When he got there, late in the day, he considered his choices. Even though he had possession of the potion, he was not entirely convinced of its value. What was to say it would not prove harmful to his brother in spite of what he had been told? Maybe he had been deceived. Maybe the claims of effectiveness were exaggerated.
But he could not persuade himself that it was better to do nothing than to try something. There was about Audrana Coos a reassurance that he could not easily dismiss. There was a confidence and perhaps even a promise in her words that dispelled his doubts and persuaded him to proceed with his plan.
So he waited until a worn and ravaged Shea was finished with his afternoon nap, walked his brother downstairs from their rooms, an arm about his waist to steady him, and sat with him on the inn’s covered porch, watching the sun sink slowly behind the trees. Flick was animated and engaging on that afternoon as he related an imaginary tale of things he had never done, covering up the truth about where he actually had been. He worked hard to capture his brother’s full attention while encouraging him to drink down the tankard of ale he had given him, remembering what Audrana Coos had told him–that all of the contents of the bottle must be consumed.
And in the end, it was. Shea, almost asleep by then, head drooping, eyes heavy, drank the last of his ale, and Flick caught the tankard just before it dropped from his brother’s hand.
Then he carried Shea to his room, tucked him into his bed, and went down to dinner alone. He ate in the dining room at a corner table, keeping to himself–his father was working in the kitchen that night–as he considered what he had just done and prayed to whatever fates determined such things that he had not made a mistake.
In the morning, when Shea woke and came down to breakfast, he looked much better. He was smiling and lively; he appeared to have begun his recovery.
“So you don’t feel sick anymore?” Flick asked happily.
His brother shook his head and grinned. “No. I can’t understand it. I feel like I used to. Much, much better.”
Flick said nothing then about what he had done. He watched his brother closely for almost two weeks, constantly looking for signs of a regression into the sickness, worrying that the potion’s effectiveness might not last. But at the end of that time, when Shea was still healthy and in all respects back to himself, Flick had to admit that the medicine Audrana Coos had given him had indeed worked.
It was then that he admitted the truth to Shea about what he had done, not wanting to keep anything from the brother to whom he told everything. He did so hesitantly, not certain what Shea’s reaction might be and anxious to be forgiven for his deception.
But Shea simply clapped him on the shoulder and said, “Well done, Flick. No wonder I love you so much.”
Emboldened, Flick then told him what the seer had said about Shea going on another quest–one that Flick would not countenance, but one his brother would undertake anyway.
Shea laughed. “I’m not going on any more quests, Flick. I’m all done with that sort of thing. I’m staying right here in the Vale with you.”

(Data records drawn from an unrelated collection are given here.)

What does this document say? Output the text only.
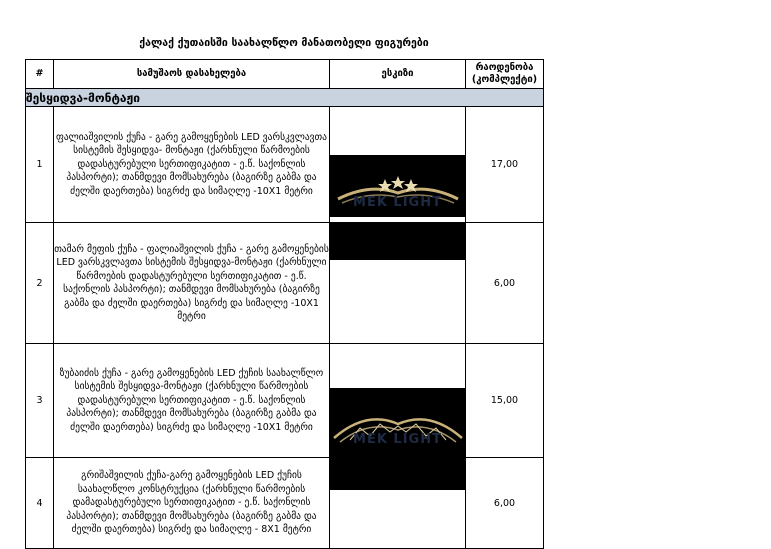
ქალაქ ქუთაისში საახალწლო მანათობელი ფიგურები
#	სამუშაოს დასახელება	ესკიზი	რაოდენობა (კომპლექტი)
შესყიდვა-მონტაჟი			
1	ფალიაშვილის ქუჩა - გარე გამოყენების LED ვარსკვლავთა სისტემის შესყიდვა- მონტაჟი (ქარხნული წარმოების დადასტურებული სერთიფიკატით - ე.წ. საქონლის პასპორტი); თანმდევი მომსახურება (ბაგირზე გაბმა და ძელში დაერთება) სიგრძე და სიმაღლე -10X1 მეტრი	MEK LIGHT	17,00
2	თამარ მეფის ქუჩა - ფალიაშვილის ქუჩა - გარე გამოყენების LED ვარსკვლავთა სისტემის შესყიდვა-მონტაჟი (ქარხნული წარმოების დადასტურებული სერთიფიკატით - ე.წ. საქონლის პასპორტი); თანმდევი მომსახურება (ბაგირზე გაბმა და ძელში დაერთება) სიგრძე და სიმაღლე -10X1 მეტრი		6,00
3	ზუბაიძის ქუჩა - გარე გამოყენების LED ქუჩის საახალწლო სისტემის შესყიდვა-მონტაჟი (ქარხნული წარმოების დადასტურებული სერთიფიკატით - ე.წ. საქონლის პასპორტი); თანმდევი მომსახურება (ბაგირზე გაბმა და ძელში დაერთება) სიგრძე და სიმაღლე -10X1 მეტრი	MEK LIGHT	15,00
4	გრიშაშვილის ქუჩა-გარე გამოყენების LED ქუჩის საახალწლო კონსტრუქცია (ქარხნული წარმოების დამადასტურებული სერთიფიკატით - ე.წ. საქონლის პასპორტი); თანმდევი მომსახურება (ბაგირზე გაბმა და ძელში დაერთება) სიგრძე და სიმაღლე - 8X1 მეტრი		6,00
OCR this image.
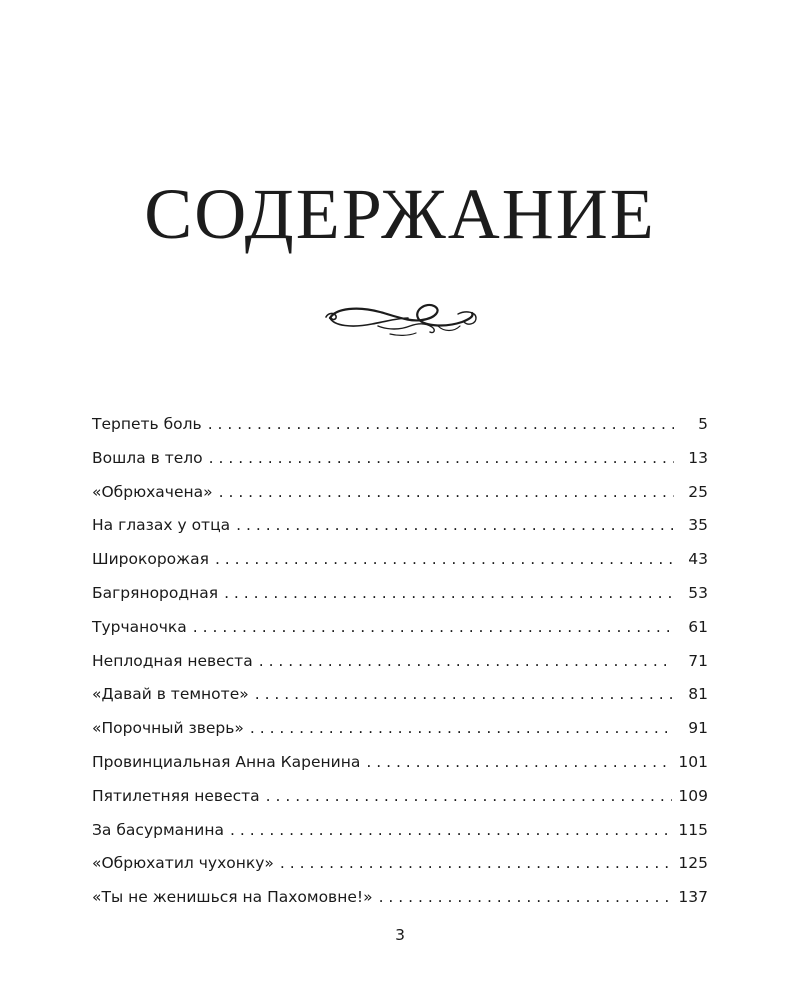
СОДЕРЖАНИЕ
Терпеть боль . . .	5
Вошла в тело . . .	13
«Обрюхачена» . . .	25
На глазах у отца . . .	35
Широкорожая . . .	43
Багрянородная . . .	53
Турчаночка . . .	61
Неплодная невеста . . .	71
«Давай в темноте» . . .	81
«Порочный зверь» . . .	91
Провинциальная Анна Каренина . . .	101
Пятилетняя невеста . . .	109
За басурманина . . .	115
«Обрюхатил чухонку» . . .	125
«Ты не женишься на Пахомовне!» . . .	137
3
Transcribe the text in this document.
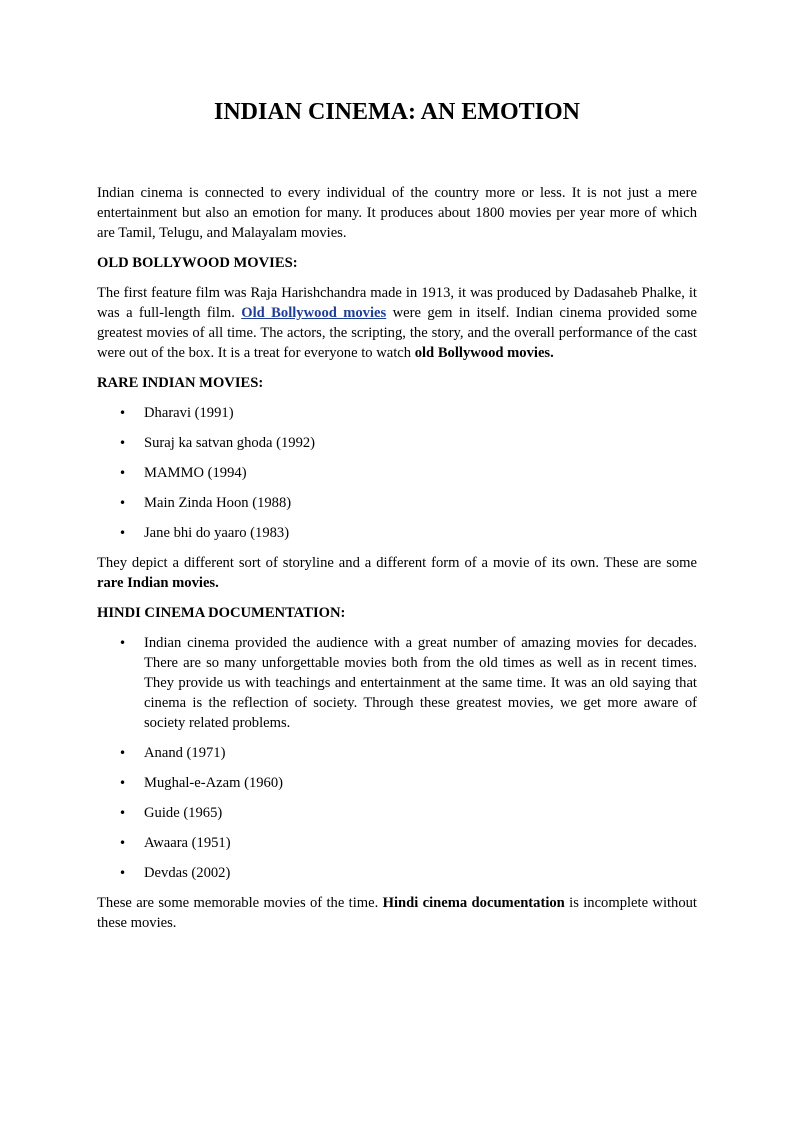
INDIAN CINEMA: AN EMOTION

Indian cinema is connected to every individual of the country more or less. It is not just a mere entertainment but also an emotion for many. It produces about 1800 movies per year more of which are Tamil, Telugu, and Malayalam movies.

OLD BOLLYWOOD MOVIES:

The first feature film was Raja Harishchandra made in 1913, it was produced by Dadasaheb Phalke, it was a full-length film. Old Bollywood movies were gem in itself. Indian cinema provided some greatest movies of all time. The actors, the scripting, the story, and the overall performance of the cast were out of the box. It is a treat for everyone to watch old Bollywood movies.

RARE INDIAN MOVIES:
• Dharavi (1991)
• Suraj ka satvan ghoda (1992)
• MAMMO (1994)
• Main Zinda Hoon (1988)
• Jane bhi do yaaro (1983)

They depict a different sort of storyline and a different form of a movie of its own. These are some rare Indian movies.

HINDI CINEMA DOCUMENTATION:
• Indian cinema provided the audience with a great number of amazing movies for decades. There are so many unforgettable movies both from the old times as well as in recent times. They provide us with teachings and entertainment at the same time. It was an old saying that cinema is the reflection of society. Through these greatest movies, we get more aware of society related problems.
• Anand (1971)
• Mughal-e-Azam (1960)
• Guide (1965)
• Awaara (1951)
• Devdas (2002)

These are some memorable movies of the time. Hindi cinema documentation is incomplete without these movies.
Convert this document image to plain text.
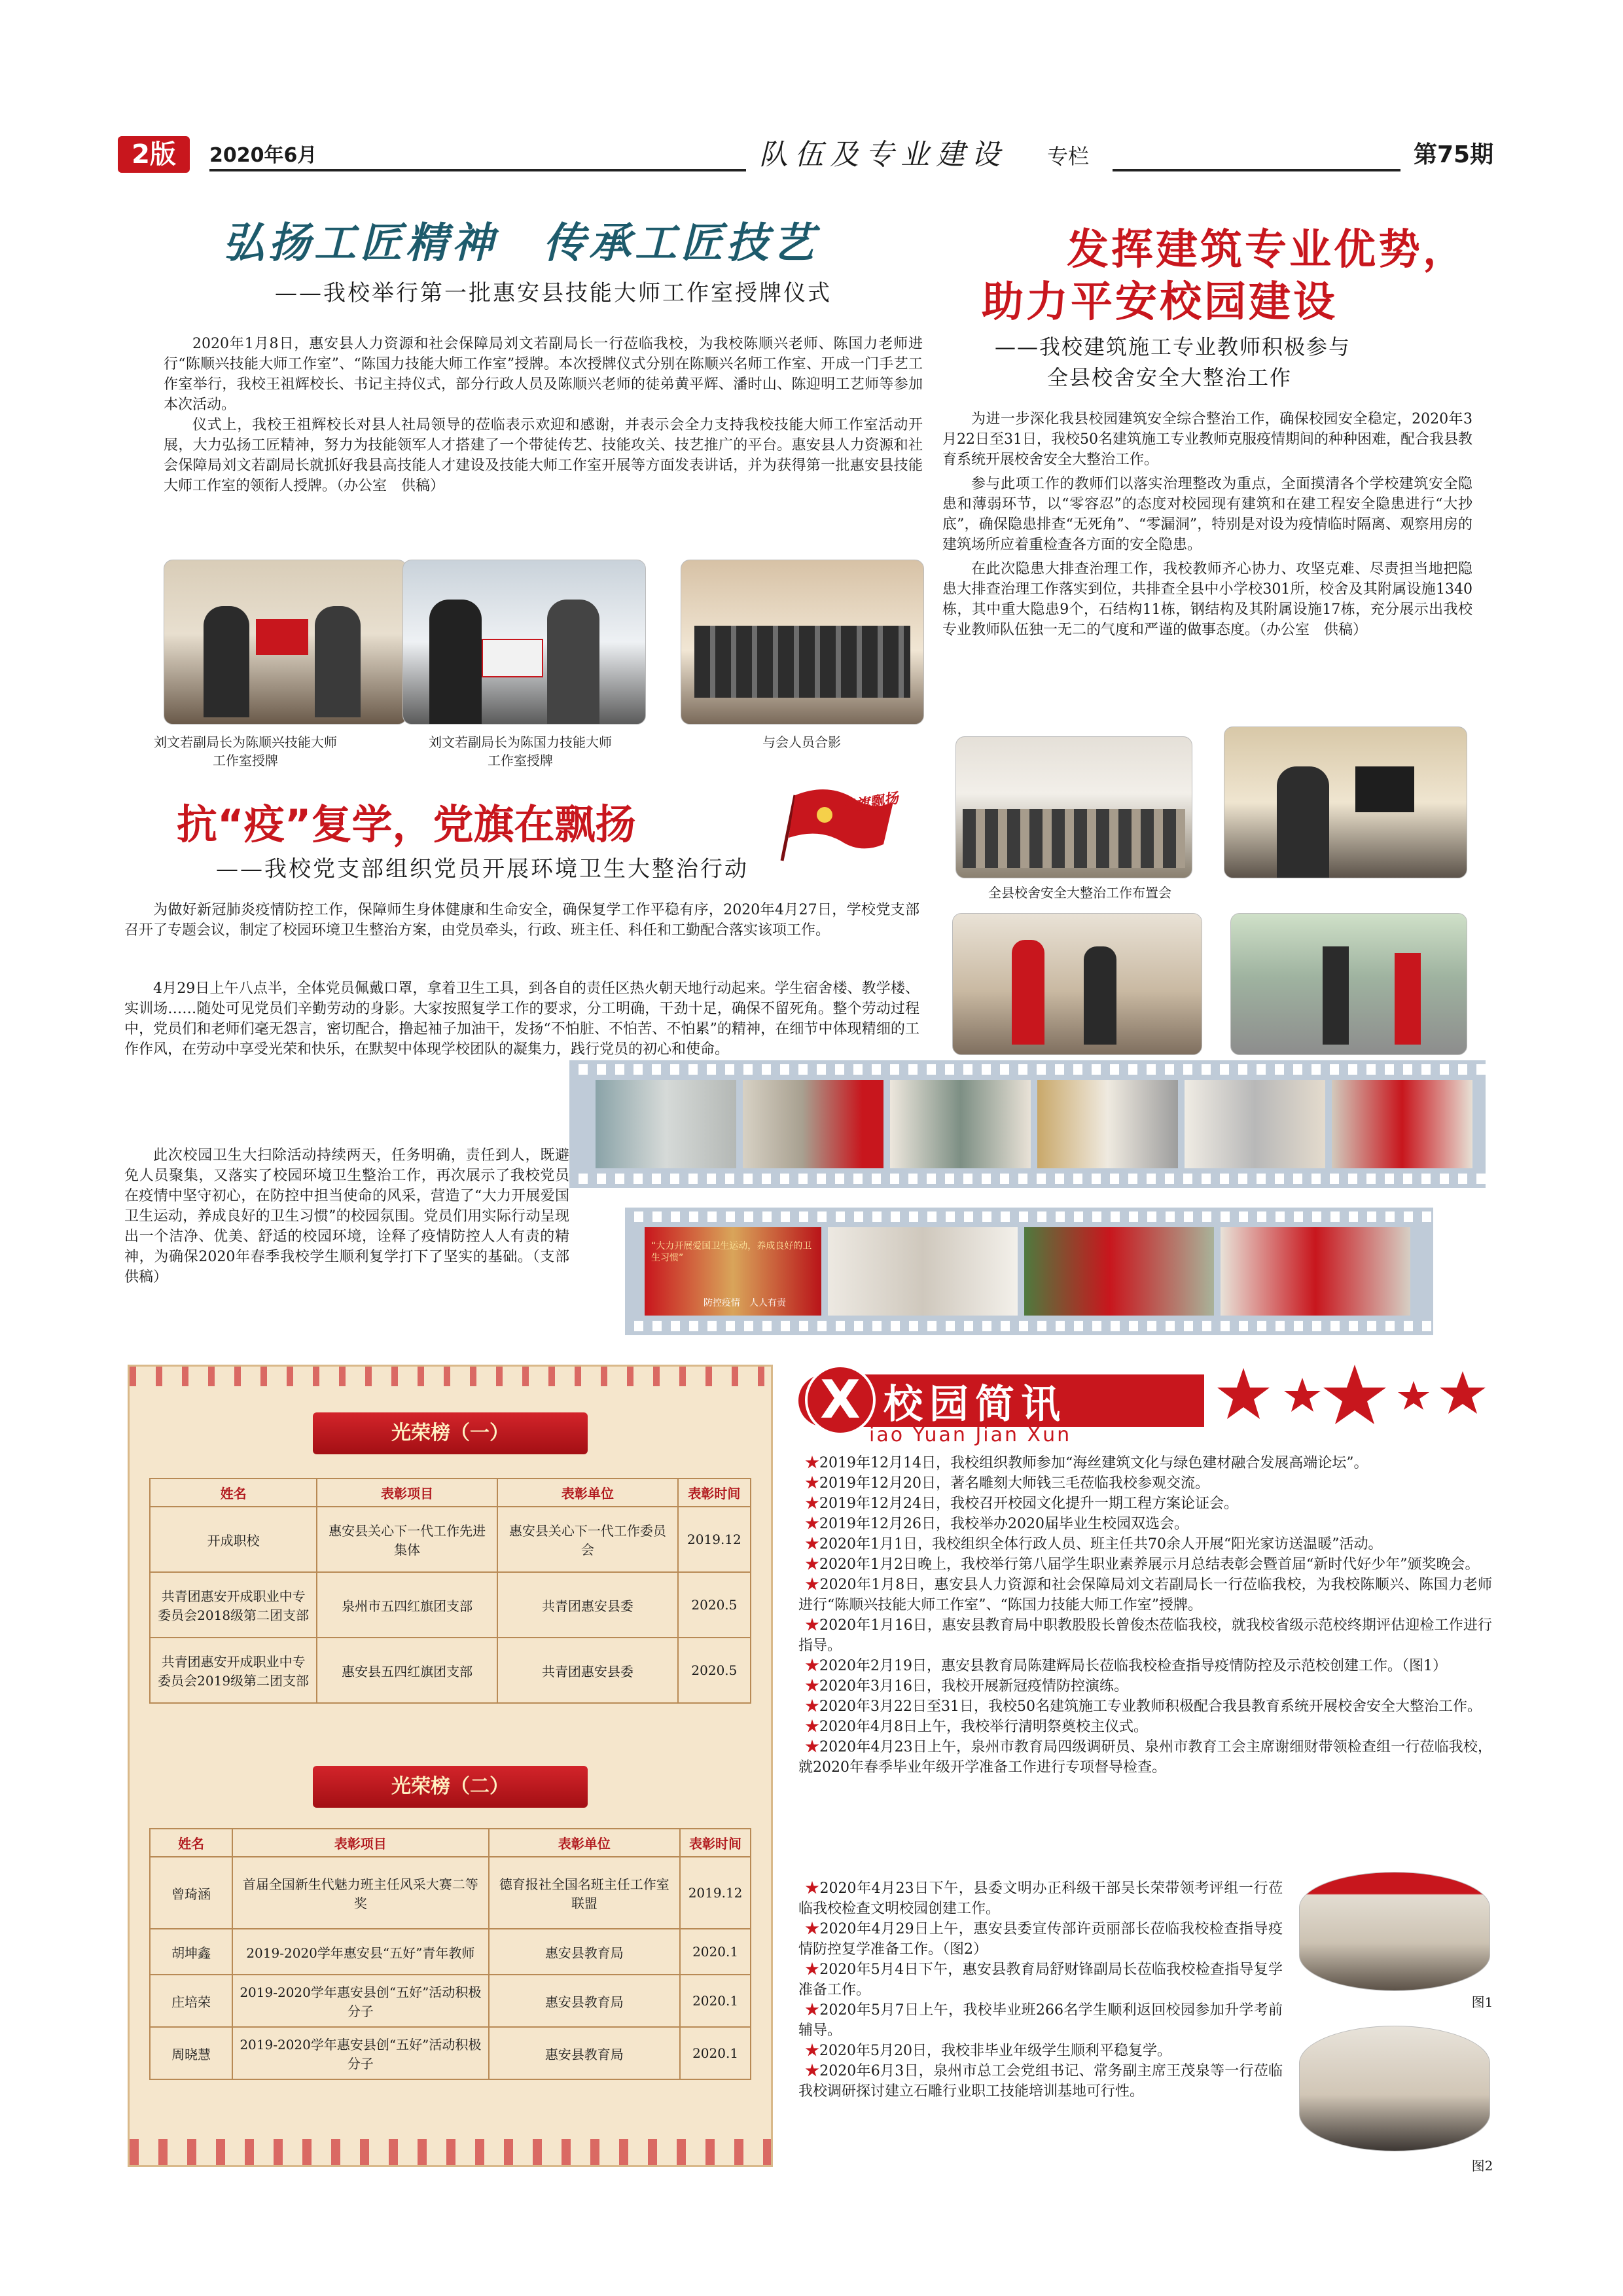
2版	2020年6月	队伍及专业建设 专栏	第75期
弘扬工匠精神　传承工匠技艺
——我校举行第一批惠安县技能大师工作室授牌仪式

2020年1月8日，惠安县人力资源和社会保障局刘文若副局长一行莅临我校，为我校陈顺兴老师、陈国力老师进行“陈顺兴技能大师工作室”、“陈国力技能大师工作室”授牌。本次授牌仪式分别在陈顺兴名师工作室、开成一门手艺工作室举行，我校王祖辉校长、书记主持仪式，部分行政人员及陈顺兴老师的徒弟黄平辉、潘时山、陈迎明工艺师等参加本次活动。

仪式上，我校王祖辉校长对县人社局领导的莅临表示欢迎和感谢，并表示会全力支持我校技能大师工作室活动开展，大力弘扬工匠精神，努力为技能领军人才搭建了一个带徒传艺、技能攻关、技艺推广的平台。惠安县人力资源和社会保障局刘文若副局长就抓好我县高技能人才建设及技能大师工作室开展等方面发表讲话，并为获得第一批惠安县技能大师工作室的领衔人授牌。（办公室　供稿）

刘文若副局长为陈顺兴技能大师工作室授牌
刘文若副局长为陈国力技能大师工作室授牌
与会人员合影
发挥建筑专业优势，
助力平安校园建设
——我校建筑施工专业教师积极参与
全县校舍安全大整治工作

为进一步深化我县校园建筑安全综合整治工作，确保校园安全稳定，2020年3月22日至31日，我校50名建筑施工专业教师克服疫情期间的种种困难，配合我县教育系统开展校舍安全大整治工作。

参与此项工作的教师们以落实治理整改为重点，全面摸清各个学校建筑安全隐患和薄弱环节，以“零容忍”的态度对校园现有建筑和在建工程安全隐患进行“大抄底”，确保隐患排查“无死角”、“零漏洞”，特别是对设为疫情临时隔离、观察用房的建筑场所应着重检查各方面的安全隐患。

在此次隐患大排查治理工作，我校教师齐心协力、攻坚克难、尽责担当地把隐患大排查治理工作落实到位，共排查全县中小学校301所，校舍及其附属设施1340栋，其中重大隐患9个，石结构11栋，钢结构及其附属设施17栋，充分展示出我校专业教师队伍独一无二的气度和严谨的做事态度。（办公室　供稿）

全县校舍安全大整治工作布置会
抗“疫”复学，党旗在飘扬	党旗飘扬
——我校党支部组织党员开展环境卫生大整治行动

为做好新冠肺炎疫情防控工作，保障师生身体健康和生命安全，确保复学工作平稳有序，2020年4月27日，学校党支部召开了专题会议，制定了校园环境卫生整治方案，由党员牵头，行政、班主任、科任和工勤配合落实该项工作。

4月29日上午八点半，全体党员佩戴口罩，拿着卫生工具，到各自的责任区热火朝天地行动起来。学生宿舍楼、教学楼、实训场……随处可见党员们辛勤劳动的身影。大家按照复学工作的要求，分工明确，干劲十足，确保不留死角。整个劳动过程中，党员们和老师们毫无怨言，密切配合，撸起袖子加油干，发扬“不怕脏、不怕苦、不怕累”的精神，在细节中体现精细的工作作风，在劳动中享受光荣和快乐，在默契中体现学校团队的凝集力，践行党员的初心和使命。

此次校园卫生大扫除活动持续两天，任务明确，责任到人，既避免人员聚集，又落实了校园环境卫生整治工作，再次展示了我校党员在疫情中坚守初心，在防控中担当使命的风采，营造了“大力开展爱国卫生运动，养成良好的卫生习惯”的校园氛围。党员们用实际行动呈现出一个洁净、优美、舒适的校园环境，诠释了疫情防控人人有责的精神，为确保2020年春季我校学生顺利复学打下了坚实的基础。（支部　供稿）

“大力开展爱国卫生运动，养成良好的卫生习惯”
防控疫情　人人有责
光荣榜（一）
姓名	表彰项目	表彰单位	表彰时间
开成职校	惠安县关心下一代工作先进集体	惠安县关心下一代工作委员会	2019.12
共青团惠安开成职业中专委员会2018级第二团支部	泉州市五四红旗团支部	共青团惠安县委	2020.5
共青团惠安开成职业中专委员会2019级第二团支部	惠安县五四红旗团支部	共青团惠安县委	2020.5
光荣榜（二）
姓名	表彰项目	表彰单位	表彰时间
曾琦涵	首届全国新生代魅力班主任风采大赛二等奖	德育报社全国名班主任工作室联盟	2019.12
胡坤鑫	2019-2020学年惠安县“五好”青年教师	惠安县教育局	2020.1
庄培荣	2019-2020学年惠安县创“五好”活动积极分子	惠安县教育局	2020.1
周晓慧	2019-2020学年惠安县创“五好”活动积极分子	惠安县教育局	2020.1
X 校园简讯
iao Yuan Jian Xun

★2019年12月14日，我校组织教师参加“海丝建筑文化与绿色建材融合发展高端论坛”。

★2019年12月20日，著名雕刻大师钱三毛莅临我校参观交流。

★2019年12月24日，我校召开校园文化提升一期工程方案论证会。

★2019年12月26日，我校举办2020届毕业生校园双选会。

★2020年1月1日，我校组织全体行政人员、班主任共70余人开展“阳光家访送温暖”活动。

★2020年1月2日晚上，我校举行第八届学生职业素养展示月总结表彰会暨首届“新时代好少年”颁奖晚会。

★2020年1月8日，惠安县人力资源和社会保障局刘文若副局长一行莅临我校，为我校陈顺兴、陈国力老师进行“陈顺兴技能大师工作室”、“陈国力技能大师工作室”授牌。

★2020年1月16日，惠安县教育局中职教股股长曾俊杰莅临我校，就我校省级示范校终期评估迎检工作进行指导。

★2020年2月19日，惠安县教育局陈建辉局长莅临我校检查指导疫情防控及示范校创建工作。（图1）

★2020年3月16日，我校开展新冠疫情防控演练。

★2020年3月22日至31日，我校50名建筑施工专业教师积极配合我县教育系统开展校舍安全大整治工作。

★2020年4月8日上午，我校举行清明祭奠校主仪式。

★2020年4月23日上午，泉州市教育局四级调研员、泉州市教育工会主席谢细财带领检查组一行莅临我校，就2020年春季毕业年级开学准备工作进行专项督导检查。

★2020年4月23日下午，县委文明办正科级干部吴长荣带领考评组一行莅临我校检查文明校园创建工作。

★2020年4月29日上午，惠安县委宣传部许贡丽部长莅临我校检查指导疫情防控复学准备工作。（图2）

★2020年5月4日下午，惠安县教育局舒财锋副局长莅临我校检查指导复学准备工作。

★2020年5月7日上午，我校毕业班266名学生顺利返回校园参加升学考前辅导。

★2020年5月20日，我校非毕业年级学生顺利平稳复学。

★2020年6月3日，泉州市总工会党组书记、常务副主席王茂泉等一行莅临我校调研探讨建立石雕行业职工技能培训基地可行性。

图1
图2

And Flick smiled and hugged his brother, and put the matter out of his mind.
* * *
Four months later, with the summer mostly gone and the first signs of an approaching autumn reflected in chilly early mornings and leaves turning color, Shea Ohmsford was hauling wood for use in the big stone fireplace in the tavern’s common room. He did it by hand rather than by cart because he was still proving to himself that he was healed, that it wasn’t a temporary cure. His day stretched ahead of him, filled with upkeep tasks–patching the porch roof and repairing the hinges on the side kitchen door after he finished hauling in the wood–all of it providing him with a feeling of satisfaction at being able to do something that four months earlier he wouldn’t have. Every day he celebrated his recovery, still remembering how sick he had been.